Nur noch eine Altersgruppe Im Gegensatz zum frühern Jugendstrafrecht, das zwei Altersgruppen (Kinder von 7-14 Jahren und Jugendliche von 15-18 Jahren) unterschied, kennt das JStG nur noch eine Altersgruppe (von 10-18 J.). Obwohl die Klassifizierung nach Altersgruppen entfallen ist, besteht sie im Bereich der Strafen faktisch weiter: Weil Geld- und Freiheitsstrafen sowie längere persönliche Leistungen erst ab 15 Jahren anwendbar sind, kommen für Jugendliche unter 15 Jahren als Strafe nur der Verweis (evtl. mit Probezeit) oder die persönliche Leistung bis zu 10 Tagen in Betracht. In diesem Sanktionsbereich ist die Grundsatzfrage, wie weit bei Kindern überhaupt ein Verschulden vorliegen kann, ebenso vernachlässigbar wie die Problematik, dass das allfällige Vorliegen eines Verschuldens im Einzelfall gar nicht konkret geprüft wird.

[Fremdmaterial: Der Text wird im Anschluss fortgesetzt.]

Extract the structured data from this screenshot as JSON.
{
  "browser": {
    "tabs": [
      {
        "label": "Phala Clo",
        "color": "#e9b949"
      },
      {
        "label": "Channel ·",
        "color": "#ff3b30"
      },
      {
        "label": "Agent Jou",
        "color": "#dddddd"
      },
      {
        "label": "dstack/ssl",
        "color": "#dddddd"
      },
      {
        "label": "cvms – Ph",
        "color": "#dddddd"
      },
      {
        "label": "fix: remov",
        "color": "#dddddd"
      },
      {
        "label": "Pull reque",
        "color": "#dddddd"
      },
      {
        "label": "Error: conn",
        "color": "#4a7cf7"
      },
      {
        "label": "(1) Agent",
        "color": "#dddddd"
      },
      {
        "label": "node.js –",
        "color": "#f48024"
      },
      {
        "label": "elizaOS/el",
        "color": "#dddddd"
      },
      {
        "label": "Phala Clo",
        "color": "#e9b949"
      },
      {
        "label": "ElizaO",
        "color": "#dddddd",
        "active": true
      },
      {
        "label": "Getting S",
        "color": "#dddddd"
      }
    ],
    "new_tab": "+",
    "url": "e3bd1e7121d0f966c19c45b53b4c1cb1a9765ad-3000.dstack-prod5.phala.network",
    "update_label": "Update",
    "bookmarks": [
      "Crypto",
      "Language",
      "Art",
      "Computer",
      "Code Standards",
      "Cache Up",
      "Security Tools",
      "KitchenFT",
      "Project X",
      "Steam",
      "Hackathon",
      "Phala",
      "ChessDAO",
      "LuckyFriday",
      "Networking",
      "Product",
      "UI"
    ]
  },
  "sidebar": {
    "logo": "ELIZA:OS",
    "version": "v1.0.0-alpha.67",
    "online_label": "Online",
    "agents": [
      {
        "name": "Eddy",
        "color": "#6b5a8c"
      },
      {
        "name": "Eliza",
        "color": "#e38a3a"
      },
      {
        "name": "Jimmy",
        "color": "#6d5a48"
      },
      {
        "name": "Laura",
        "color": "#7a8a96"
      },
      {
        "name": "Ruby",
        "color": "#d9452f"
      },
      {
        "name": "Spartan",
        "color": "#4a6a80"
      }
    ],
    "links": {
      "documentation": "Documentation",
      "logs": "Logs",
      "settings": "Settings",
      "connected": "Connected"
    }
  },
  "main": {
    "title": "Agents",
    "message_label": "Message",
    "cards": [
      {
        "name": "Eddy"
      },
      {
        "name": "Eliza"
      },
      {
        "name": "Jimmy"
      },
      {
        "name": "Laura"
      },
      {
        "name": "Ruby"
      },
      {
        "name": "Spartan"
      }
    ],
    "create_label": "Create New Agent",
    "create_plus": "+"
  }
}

Untergrenze 10 Jahre Kinder unter 10 Jahren sind nicht strafbar, d.h. es kann gegen sie kein Strafverfahren durchgeführt werden, selbst dann nicht, wenn sie im objektiven Sinn eine Straftat begangen haben. Ein solches Verhalten kann aber Anlass sein, um eine zivilrechtliche Kindsschutzmassnahme im Sinn von Art. 307 ff. ZGB zu prüfen, z.B. eine Beistandschaft oder einen mit einer Unterbringung verbundenen Obhutsentzug. Gemäss Art.4 JStG ist deshalb die zuständige Behörde in derartigen Fällen verpflichtet, die gesetzliche Vertretung zu benachrichtigen und, falls das Kind Hilfe benötigt, die Kindsschutzbehörde einzuschalten.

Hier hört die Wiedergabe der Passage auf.